All in all, I am having fun with this new life of mine. I am less anxious, and much more hopeful. I sense some adventures in the near future, and I'm intrigued with the idea of serving on a committee for a Halloween party. What is more gay than that? OMG. What a year this is going to be!!!

Saturday, June 4, 2011

Am I Limiting Myself?

I am trying to broaden my horizons to increase hope...... one of the best pieces of advice given to me thus far by my therapist is not to limit myself.... perhaps based upon pre-conceived notions, prejudice, and fear. It's quite a tall order, especially when trying to navigate through this world of dating, and figuring myself out. What brought me into this world of gayness was my attraction to guys, and what keeps me from finding dates, potentially, is my wanting to grab onto the fantasy, or the 'ideal'. In the process, all the eligible bachelors who I may be attracted to would go by the wayside. Of course, I am referring specifically to the online dating world....

One of the odd notions I got into my head the past 5 months is wanting to be with younger guys instead of older. I'm not sure where I got this from, but my therapist mentioned that I may be going after the wrong demographic, especially if I need stability,maturity, intellectual stimulation. Part of what is feeding into this is most likely my homophobia of 'old queens'... anybody over 40 being an effeminate overweight man with a raspy voice and a bitter attitude toward life. Fuck. It sounds funny, but these preconceived notions really do prevent me from increasing the upper limit of my age range when seeking online dates. Perhaps this is a problem.

So, I took a few chances and emailed some guys who seem somewhat attractive, and are actually older than me. Imagine that. Why I put these boundaries on myself is beyond me, but I guess I'm still just learning to deal with my fears, fantasies, and realities. 
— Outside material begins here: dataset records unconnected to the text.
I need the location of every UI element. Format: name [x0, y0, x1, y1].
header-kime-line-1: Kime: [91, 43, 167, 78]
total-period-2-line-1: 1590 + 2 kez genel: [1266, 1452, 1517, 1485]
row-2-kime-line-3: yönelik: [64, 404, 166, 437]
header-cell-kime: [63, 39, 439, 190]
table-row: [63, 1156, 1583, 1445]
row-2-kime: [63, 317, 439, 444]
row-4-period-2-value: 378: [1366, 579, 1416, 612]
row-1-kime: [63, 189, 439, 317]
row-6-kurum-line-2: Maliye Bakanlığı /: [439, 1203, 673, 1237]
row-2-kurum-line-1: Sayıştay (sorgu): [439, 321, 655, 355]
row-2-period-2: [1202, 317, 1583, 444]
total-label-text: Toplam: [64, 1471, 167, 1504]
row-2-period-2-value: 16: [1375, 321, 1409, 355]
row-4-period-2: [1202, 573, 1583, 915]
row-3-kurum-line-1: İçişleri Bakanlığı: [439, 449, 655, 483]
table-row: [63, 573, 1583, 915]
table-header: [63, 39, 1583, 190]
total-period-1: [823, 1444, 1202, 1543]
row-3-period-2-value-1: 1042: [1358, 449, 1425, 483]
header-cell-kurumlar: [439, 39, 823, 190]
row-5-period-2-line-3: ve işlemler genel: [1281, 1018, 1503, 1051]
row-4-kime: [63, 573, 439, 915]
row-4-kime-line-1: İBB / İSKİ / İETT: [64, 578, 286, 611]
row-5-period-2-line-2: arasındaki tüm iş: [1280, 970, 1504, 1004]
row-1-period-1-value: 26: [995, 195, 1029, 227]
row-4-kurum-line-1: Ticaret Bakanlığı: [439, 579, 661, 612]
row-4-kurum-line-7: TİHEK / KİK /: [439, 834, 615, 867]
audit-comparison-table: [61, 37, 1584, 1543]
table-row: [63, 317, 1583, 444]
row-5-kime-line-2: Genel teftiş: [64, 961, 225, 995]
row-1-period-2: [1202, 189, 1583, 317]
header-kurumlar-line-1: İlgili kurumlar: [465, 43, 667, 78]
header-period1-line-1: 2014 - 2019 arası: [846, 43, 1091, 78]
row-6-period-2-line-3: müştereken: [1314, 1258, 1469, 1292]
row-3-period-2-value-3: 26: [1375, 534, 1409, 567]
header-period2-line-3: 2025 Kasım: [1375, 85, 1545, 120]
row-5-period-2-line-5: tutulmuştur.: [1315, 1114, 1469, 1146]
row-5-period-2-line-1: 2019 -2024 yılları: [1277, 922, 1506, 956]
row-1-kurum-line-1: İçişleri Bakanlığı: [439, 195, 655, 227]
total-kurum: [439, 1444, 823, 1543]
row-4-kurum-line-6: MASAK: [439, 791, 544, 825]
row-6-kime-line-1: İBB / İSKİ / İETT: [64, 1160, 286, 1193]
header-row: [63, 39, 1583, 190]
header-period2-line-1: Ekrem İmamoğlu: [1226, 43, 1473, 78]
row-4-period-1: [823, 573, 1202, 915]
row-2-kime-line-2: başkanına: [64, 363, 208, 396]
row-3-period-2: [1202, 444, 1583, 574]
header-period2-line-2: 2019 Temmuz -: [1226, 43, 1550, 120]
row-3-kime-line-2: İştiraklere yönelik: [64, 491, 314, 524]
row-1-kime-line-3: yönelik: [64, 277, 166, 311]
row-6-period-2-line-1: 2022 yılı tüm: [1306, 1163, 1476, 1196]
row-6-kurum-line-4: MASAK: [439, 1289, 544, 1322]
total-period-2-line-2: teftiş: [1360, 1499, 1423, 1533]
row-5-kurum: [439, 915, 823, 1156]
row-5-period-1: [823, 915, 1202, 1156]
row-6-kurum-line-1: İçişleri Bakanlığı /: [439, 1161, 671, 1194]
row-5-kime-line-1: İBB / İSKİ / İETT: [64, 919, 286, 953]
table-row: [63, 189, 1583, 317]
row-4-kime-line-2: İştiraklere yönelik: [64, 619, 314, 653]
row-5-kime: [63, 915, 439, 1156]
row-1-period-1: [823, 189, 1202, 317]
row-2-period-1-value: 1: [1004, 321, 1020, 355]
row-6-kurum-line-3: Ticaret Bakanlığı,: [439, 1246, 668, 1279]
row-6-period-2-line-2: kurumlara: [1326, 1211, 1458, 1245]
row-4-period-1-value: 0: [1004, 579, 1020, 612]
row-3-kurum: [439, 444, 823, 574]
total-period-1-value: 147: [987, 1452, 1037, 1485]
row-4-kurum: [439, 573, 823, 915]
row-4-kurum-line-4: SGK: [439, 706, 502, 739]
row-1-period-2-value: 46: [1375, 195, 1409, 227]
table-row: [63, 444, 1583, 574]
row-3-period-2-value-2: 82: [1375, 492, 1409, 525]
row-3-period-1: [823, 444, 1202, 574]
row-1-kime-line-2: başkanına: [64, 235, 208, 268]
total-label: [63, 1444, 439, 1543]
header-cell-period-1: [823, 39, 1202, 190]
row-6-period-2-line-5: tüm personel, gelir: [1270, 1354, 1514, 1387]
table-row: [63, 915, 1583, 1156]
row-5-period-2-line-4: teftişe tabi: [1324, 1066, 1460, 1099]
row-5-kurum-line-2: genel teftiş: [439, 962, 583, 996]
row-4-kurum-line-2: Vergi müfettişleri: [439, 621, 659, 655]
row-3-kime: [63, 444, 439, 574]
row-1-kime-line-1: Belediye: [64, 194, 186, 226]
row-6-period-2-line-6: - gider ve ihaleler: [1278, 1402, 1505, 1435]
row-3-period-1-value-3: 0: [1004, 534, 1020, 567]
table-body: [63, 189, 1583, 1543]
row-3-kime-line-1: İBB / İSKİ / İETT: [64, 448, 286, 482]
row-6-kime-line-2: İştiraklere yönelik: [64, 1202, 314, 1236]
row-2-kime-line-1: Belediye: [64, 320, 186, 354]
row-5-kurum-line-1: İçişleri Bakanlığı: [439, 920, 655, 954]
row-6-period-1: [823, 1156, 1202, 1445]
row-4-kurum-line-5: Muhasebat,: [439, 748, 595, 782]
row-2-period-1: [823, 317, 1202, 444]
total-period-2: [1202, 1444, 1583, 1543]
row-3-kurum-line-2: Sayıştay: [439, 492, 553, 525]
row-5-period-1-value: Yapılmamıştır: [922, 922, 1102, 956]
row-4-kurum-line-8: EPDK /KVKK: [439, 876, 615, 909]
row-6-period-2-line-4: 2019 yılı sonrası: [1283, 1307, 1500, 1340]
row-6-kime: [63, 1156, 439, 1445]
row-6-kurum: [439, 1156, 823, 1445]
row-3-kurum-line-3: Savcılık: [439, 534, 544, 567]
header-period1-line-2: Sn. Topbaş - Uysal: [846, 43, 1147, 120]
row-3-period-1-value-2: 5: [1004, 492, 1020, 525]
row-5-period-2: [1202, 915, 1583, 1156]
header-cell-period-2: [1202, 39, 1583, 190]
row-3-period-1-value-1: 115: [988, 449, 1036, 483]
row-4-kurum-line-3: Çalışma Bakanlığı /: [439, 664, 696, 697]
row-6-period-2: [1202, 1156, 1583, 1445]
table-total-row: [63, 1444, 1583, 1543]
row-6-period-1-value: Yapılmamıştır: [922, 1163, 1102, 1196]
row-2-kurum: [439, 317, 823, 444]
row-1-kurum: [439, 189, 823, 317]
Cheers to new adventures.... and also, cheers to letting go of previous 'potential' adventures which are not coming to fruition. I should not try to push those.. I should let go, and move on to new horizons, as to not grow stagnant.... 

The Man on the Plane

i don't know whether to be relieved or depressed when I meet a man to whom I am very physically attracted.  one the one hand, i am relieved because it demonstrates again that I am gay.  on the other hand, it depresses me because it reminds me how I am gay. It's a strange to have these feelings juxtposed together. I sat next to a man on the plane for 3 hours, and for lack of a better phrase, i wanted him. a young military guy who was built, friendly, and conversational. holy crap. it drove me nuts. It made me wonder how I would feel if I were in this situation 4 years ago while in the closet.Would closeted guys react, at least 'internally', in the same way to a guy, compared to a man who was fully out? Part of me thinks that being liberated from the closet can be exciting, because it allows me to have these feelings toward a man and not feel ashamed or disgusted.  I most likely while in the closet would have still been attracted to him, but would have been stressed out about it instead of relieved or excited.  So, I guess I'm glad I'm starting to feel more 'out', but it still doesn't make it any easier. Not sure if this ever will be easy. I just hope I can eventually find a partner with whom to share these feelings of uneasiness, love, and uncertainty, so I can at least feel more safe and hopeful.